NOVAFRICA Webinar: “Psychological and Material Determinants of Economic Investments and Outcomes in Rural Kenya”
On Wednesday, July 1st, at 02.30 pm, the NOVAFRICA Center welcomes Kate Orkin from the University of Oxford, to present her work on the psychological and material determinants of economic investments and outcomes in rural Kenya.
Kate Orkin, University of Oxford
Households in developing countries sometimes do not make investments that appear to have high economic returns. This may reflect conventional economic constraints, such as limited access to credit, and/or psychological constraints, such as low aspirations or beliefs in one’s ability to alter outcomes. We explore the roles of economic and psychological constraints to investment and economic well-being using a 415-village trial in Western Kenya. We cross-randomise a large unconditional cash transfer with a `psychological’ intervention: a video documentary of successful people in similar villages who escaped poverty. First, both interventions increase self-beliefs and aspirations.This suggests that these constructs depend partly on economic circumstances,which the cash transfer improves. Second, adding the psychological intervention to cash does not change overall consumption expenditure, but shifts spending toward education from food and non-durables, suggesting psychological constraints may limit long-run investments even without resource constraints.

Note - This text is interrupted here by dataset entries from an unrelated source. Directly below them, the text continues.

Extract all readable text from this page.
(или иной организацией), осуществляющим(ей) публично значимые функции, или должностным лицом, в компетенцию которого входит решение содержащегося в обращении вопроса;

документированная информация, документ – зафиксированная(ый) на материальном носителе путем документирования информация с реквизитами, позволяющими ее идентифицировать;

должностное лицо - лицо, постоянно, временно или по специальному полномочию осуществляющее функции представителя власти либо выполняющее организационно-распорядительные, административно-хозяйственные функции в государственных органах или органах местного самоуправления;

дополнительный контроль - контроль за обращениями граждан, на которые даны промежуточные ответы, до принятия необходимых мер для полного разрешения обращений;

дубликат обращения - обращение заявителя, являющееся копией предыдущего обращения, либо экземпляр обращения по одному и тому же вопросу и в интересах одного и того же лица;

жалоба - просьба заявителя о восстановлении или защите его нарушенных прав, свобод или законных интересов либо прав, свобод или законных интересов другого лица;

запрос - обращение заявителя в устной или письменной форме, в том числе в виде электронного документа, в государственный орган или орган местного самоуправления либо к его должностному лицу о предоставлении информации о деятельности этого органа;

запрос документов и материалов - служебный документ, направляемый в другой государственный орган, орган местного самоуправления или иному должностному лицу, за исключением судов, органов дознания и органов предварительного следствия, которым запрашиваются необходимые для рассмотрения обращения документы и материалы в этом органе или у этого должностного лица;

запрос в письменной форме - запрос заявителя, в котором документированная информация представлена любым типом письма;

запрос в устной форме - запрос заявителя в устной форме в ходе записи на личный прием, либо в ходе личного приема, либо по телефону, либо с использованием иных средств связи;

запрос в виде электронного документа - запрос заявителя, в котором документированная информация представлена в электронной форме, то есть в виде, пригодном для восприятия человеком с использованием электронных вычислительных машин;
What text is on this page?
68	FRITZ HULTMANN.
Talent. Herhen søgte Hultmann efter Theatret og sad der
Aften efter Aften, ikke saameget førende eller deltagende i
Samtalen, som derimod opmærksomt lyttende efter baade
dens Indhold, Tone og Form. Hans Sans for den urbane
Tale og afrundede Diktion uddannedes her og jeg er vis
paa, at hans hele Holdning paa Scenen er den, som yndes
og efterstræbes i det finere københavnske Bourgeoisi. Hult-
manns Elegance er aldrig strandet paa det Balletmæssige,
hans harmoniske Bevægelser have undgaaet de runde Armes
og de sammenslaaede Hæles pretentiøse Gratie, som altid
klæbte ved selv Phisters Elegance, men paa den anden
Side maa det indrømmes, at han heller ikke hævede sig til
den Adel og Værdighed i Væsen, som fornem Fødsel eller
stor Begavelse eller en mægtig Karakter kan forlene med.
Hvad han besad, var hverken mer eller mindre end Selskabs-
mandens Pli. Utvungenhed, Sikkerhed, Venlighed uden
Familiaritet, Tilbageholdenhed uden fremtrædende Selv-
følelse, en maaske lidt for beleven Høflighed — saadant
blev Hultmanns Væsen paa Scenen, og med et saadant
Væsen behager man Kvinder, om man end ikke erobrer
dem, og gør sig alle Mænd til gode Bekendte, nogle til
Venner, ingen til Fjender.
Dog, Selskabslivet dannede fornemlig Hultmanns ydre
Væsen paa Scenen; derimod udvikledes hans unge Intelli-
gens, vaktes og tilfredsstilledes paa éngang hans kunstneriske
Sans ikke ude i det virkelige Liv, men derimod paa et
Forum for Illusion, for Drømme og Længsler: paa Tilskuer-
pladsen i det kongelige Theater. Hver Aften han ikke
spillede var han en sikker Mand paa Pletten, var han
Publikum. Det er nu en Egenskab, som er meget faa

Third, both interventions shift input expenditure and labour supply toward livestock and non-farm enterprises, and increase non-farm enterprise revenue. This mimics the portfolio of wealthier households at baseline. But only cash increases value-added per worker. This suggests psychological constraints on investment, particularly in non-farm enterprise, but also resource/credit constraints on higher value-added activities, which are alleviated only by cash. Combining interventions has similar effects on economic activity to cash. These patterns are consistent with a model where agents choose consumption, investment, and labour supply to maximise lifetime utility with an aspirations-dependent reference point; the reference point depends on both self-beliefs and economic position; and there are multiple types of investment goods with heterogeneous production technology and returns.